Cirsium ownbeyi
- Conservation status: Vulnerable (NatureServe)

Scientific classification
- Kingdom: Plantae
- Clade: Tracheophytes
- Clade: Angiosperms
- Clade: Eudicots
- Clade: Asterids
- Order: Asterales
- Family: Asteraceae
- Genus: Cirsium
- Species: C. ownbeyi
- Binomial name: Cirsium ownbeyi S.L.Welsh

= Cirsium ownbeyi =

- Genus: Cirsium
- Species: ownbeyi
- Authority: S.L.Welsh

Species of thistle

Cirsium ownbeyi, or Ownbey's thistle, is a rare North American species of flowering plant in the family Asteraceae. It is endemic to the United States, where it has a narrow distribution in northeast Utah, southwest Wyoming, and northwest Colorado. There are around 30 known populations with a total of approximately 25,000 individuals.

==Description==
Cirsium ownbeyi is a perennial herb growing 30 to 70 centimeters (12-28 inches) tall from a taproot and branched caudex. There are one or more erect stems. The leaves are up to 30 centimeters (12 inches) long. The flower heads are oval and up to 2.5 centimeters (1 inch) long and wide. They are coated in green phyllaries with spines up to a centimeter long. The head contains white, pink, or purplish flowers up to 2 centimeters long.

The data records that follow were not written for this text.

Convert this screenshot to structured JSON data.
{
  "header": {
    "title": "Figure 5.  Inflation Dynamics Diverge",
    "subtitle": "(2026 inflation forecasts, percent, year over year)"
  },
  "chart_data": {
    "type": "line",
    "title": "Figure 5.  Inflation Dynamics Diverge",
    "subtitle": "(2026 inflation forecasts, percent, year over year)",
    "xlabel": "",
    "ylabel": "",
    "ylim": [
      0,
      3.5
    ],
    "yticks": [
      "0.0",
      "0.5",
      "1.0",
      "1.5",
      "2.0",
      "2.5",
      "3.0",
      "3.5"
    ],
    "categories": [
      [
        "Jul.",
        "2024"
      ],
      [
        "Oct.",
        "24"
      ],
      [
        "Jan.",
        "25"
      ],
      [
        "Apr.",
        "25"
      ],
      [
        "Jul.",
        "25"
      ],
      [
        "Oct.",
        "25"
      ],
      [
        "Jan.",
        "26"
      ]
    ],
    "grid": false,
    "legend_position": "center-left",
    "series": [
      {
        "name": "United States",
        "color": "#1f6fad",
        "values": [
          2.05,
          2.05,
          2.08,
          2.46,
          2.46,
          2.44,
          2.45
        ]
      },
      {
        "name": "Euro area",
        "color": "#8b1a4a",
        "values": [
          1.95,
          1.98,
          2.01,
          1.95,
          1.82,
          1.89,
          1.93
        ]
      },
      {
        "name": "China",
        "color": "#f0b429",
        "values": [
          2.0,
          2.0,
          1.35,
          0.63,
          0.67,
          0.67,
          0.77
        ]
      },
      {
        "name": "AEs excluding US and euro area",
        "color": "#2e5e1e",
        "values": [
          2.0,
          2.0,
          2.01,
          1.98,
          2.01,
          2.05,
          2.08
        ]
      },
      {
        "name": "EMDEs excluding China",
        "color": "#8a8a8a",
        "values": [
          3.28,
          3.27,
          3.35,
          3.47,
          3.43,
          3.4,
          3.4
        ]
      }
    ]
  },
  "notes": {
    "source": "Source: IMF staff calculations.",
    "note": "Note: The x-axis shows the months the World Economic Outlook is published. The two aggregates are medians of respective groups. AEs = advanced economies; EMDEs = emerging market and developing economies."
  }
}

Blooming occurs in June through August. The fruit may be 2 centimeters long including its long pappus.

==Habitat==
This plant grows in sagebrush, juniper-dominated habitat, and riparian zones. The substrate is usually sandstone, but sometimes limestone.

==Conservation==
This species grows in Dinosaur National Monument, where it is threatened by disturbance caused by park visitors. It is also threatened by the seed-eating weevil Rhinocyllus conicus, which was introduced to the area as an agent of biological pest control against musk thistle {Carduus nutans).